The most controversial aspect of the law, of course, is the requirement that all pets must be sterilized. Mexico City, with nearly 9 million people, has a serious problem with strays, puppy mills, animal mistreatment and illegal pet sales, the AP reports.
The law is not yet formally enacted but is definitely designed to establish a new level of responsibility for animals and reflects a changing attitude that caused Mexico’s middle-class to spend $2.2 billion on pets in 2013.
The law also requires that collars are worn with visible ID tags, that dogs are leashed in public places; and adequate food, water and space is provided for owned pets, according to the AP.
Two other requirements designed to increase animal and public safety are that trainers cannot work with pets in public, and children under 14 will not be allowed to walk pets without an adult being present, the report states.
CULTURAL CHANGES IN MEXICO REGARDING PETS
An owned dog's life in Mexico has traditionally consisted of days chained to the roof of the house, says Newsday.
Mexico has an estimated 20 million dogs or more, many of them roaming the streets hunting for food in the trash or spending their days shut up in apartments by owners who see them simply as living burglar alarms.
Last year, the problem gained international attention when authorities said five people had been killed by a pack of feral dogs in the Cerro de Estrella park in Iztapalapa, a poor eastern neighborhood of Mexico City.
LAW INTENDS TO ADDRESS PUPPY MILLS AND ILLEGAL SALES
"The decision to sterilize pets should be voluntary," said Juan Luis Martinez, administrative director of the Mexican Dog Fanciers Federation.

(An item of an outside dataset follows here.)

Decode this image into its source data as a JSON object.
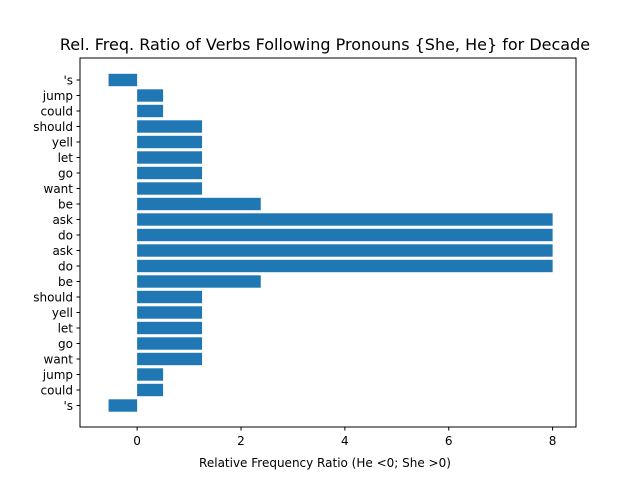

Breeders who claim to be “legal” say the law violates an owner’s right to breed animals responsibly.
By forcing legitimate facilities out of business, puppy and kitten breeding in the hands of unscrupulous dealers who sell animals out of car trunks or from crates at street markets the AP reports.
Martinez told the AP that the law's requirements, including fines from about $100 up to as much as $5,000, could encourage noncompliance and lead people to dump more animals in the street and parks.